The expression profiles of both mRNAs and miRNAs allowed us to ask whether there was a correlation between the expression levels of miRNAs and the predicted mRNA targets of each miRNA. We found that 33% of the miRNAs that were down-regulated and 64% of the miRNAs that were up-regulated were indeed negatively correlated with the expression pattern of their predicted target mRNAs. Notably, we found miR-222, miR-291-3p, miR-183, miR-363-3p, miR-92, miR-19a and miR-145 as down-regulated miRNAs between E11 and E13 and whose expression was negatively correlated with the expression of their predicted targets. No clear roles for these miRNAs have been established yet. Of interest on the list of miRNAs that were down-regulated between E11 and E13 was the miR-290 family, which is expressed by embryonic stem (ES) cells [25, 26]. The number of mRNAs down-regulated between E11 and E13 encoding proteins involved in cell cycle regulation (see additional file 3), and the expression of miR-290, miR-291-3p, and miR-292-3p, are interpreted as an indication of the proliferative phenotype of the E11 ENPs, which likely contain cells that are only a cell division away from neural stem cells. We also found up-regulated miRNAs between E11 and E13 belonging to a well-characterized category of brain-enriched miRNAs. These include miR-7, miR-9, miR-124a, miR-125a/b, miR-181b/c and miR-99a/b. Interestingly, miR-9, miR-124a, miR-99a/b and miR-181b/c up-regulation during early cortical neurogenesis was negatively correlated with the expression level of their predicted targets, consistent with reports that have found a negative expression correlation between tissue-enriched miRNAs and their putative targets [17, 18]. Some brain-enriched miRNAs have also been reported to be co-expressed with their target genes . The complexity of the mammalian nervous system may give rise to these disparate findings, which could be caused by differences in developmental time points examined or differences in cell types used in the analysis.

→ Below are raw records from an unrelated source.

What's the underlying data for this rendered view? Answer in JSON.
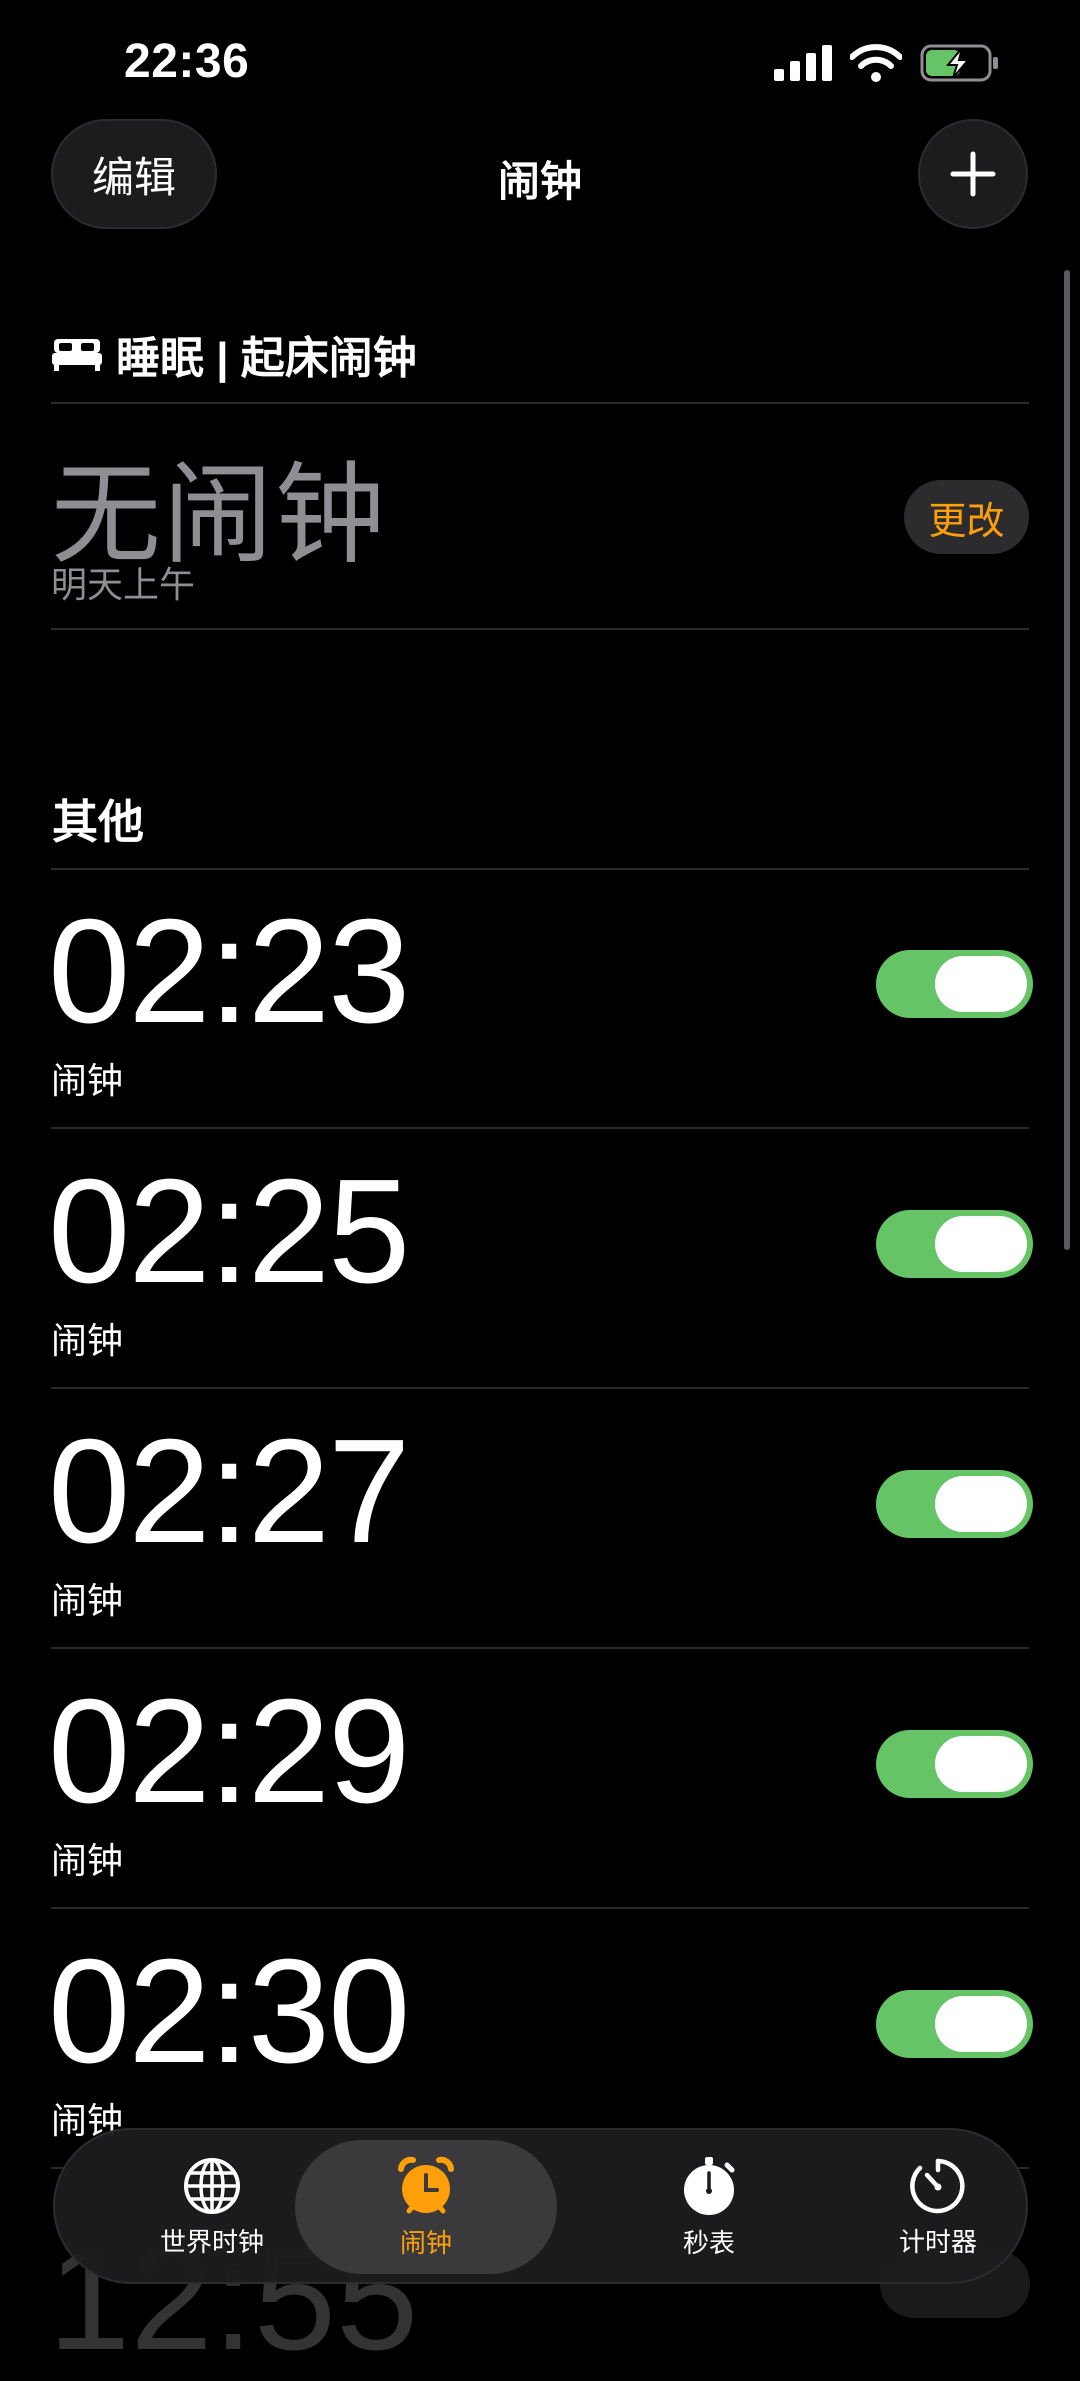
{
  "status": {
    "time": "22:36"
  },
  "nav": {
    "edit_label": "编辑",
    "title": "闹钟"
  },
  "sleep": {
    "section_title": "睡眠 | 起床闹钟",
    "status_text": "无闹钟",
    "subtitle": "明天上午",
    "change_label": "更改"
  },
  "other": {
    "section_title": "其他",
    "alarms": [
      {
        "time": "02:23",
        "label": "闹钟",
        "enabled": true
      },
      {
        "time": "02:25",
        "label": "闹钟",
        "enabled": true
      },
      {
        "time": "02:27",
        "label": "闹钟",
        "enabled": true
      },
      {
        "time": "02:29",
        "label": "闹钟",
        "enabled": true
      },
      {
        "time": "02:30",
        "label": "闹钟",
        "enabled": true
      }
    ],
    "partially_hidden_time": "12:55"
  },
  "tabs": [
    {
      "label": "世界时钟",
      "icon": "globe-icon",
      "active": false
    },
    {
      "label": "闹钟",
      "icon": "alarm-clock-icon",
      "active": true
    },
    {
      "label": "秒表",
      "icon": "stopwatch-icon",
      "active": false
    },
    {
      "label": "计时器",
      "icon": "timer-icon",
      "active": false
    }
  ],
  "colors": {
    "accent": "#ff9f0a",
    "toggle_on": "#65c466",
    "background": "#000000"
  }
}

Currently, mammalian miRNAs are not thought to be a primary gene regulatory mechanism. Rather, mammalian miRNAs are thought to act more by fine-tuning the changes of gene expression that are largely under transcriptional control . We speculate that the negative correlation between miRNAs expression and the predicted target mRNA expression identified in this study may be an indication that these tissue enriched miRNAs help to fine-tune transcriptional control by post-transcriptionally modulating the levels of their target mRNAs. Experimental validation of miRNA-target mRNA interaction is required to confirm this hypothesis.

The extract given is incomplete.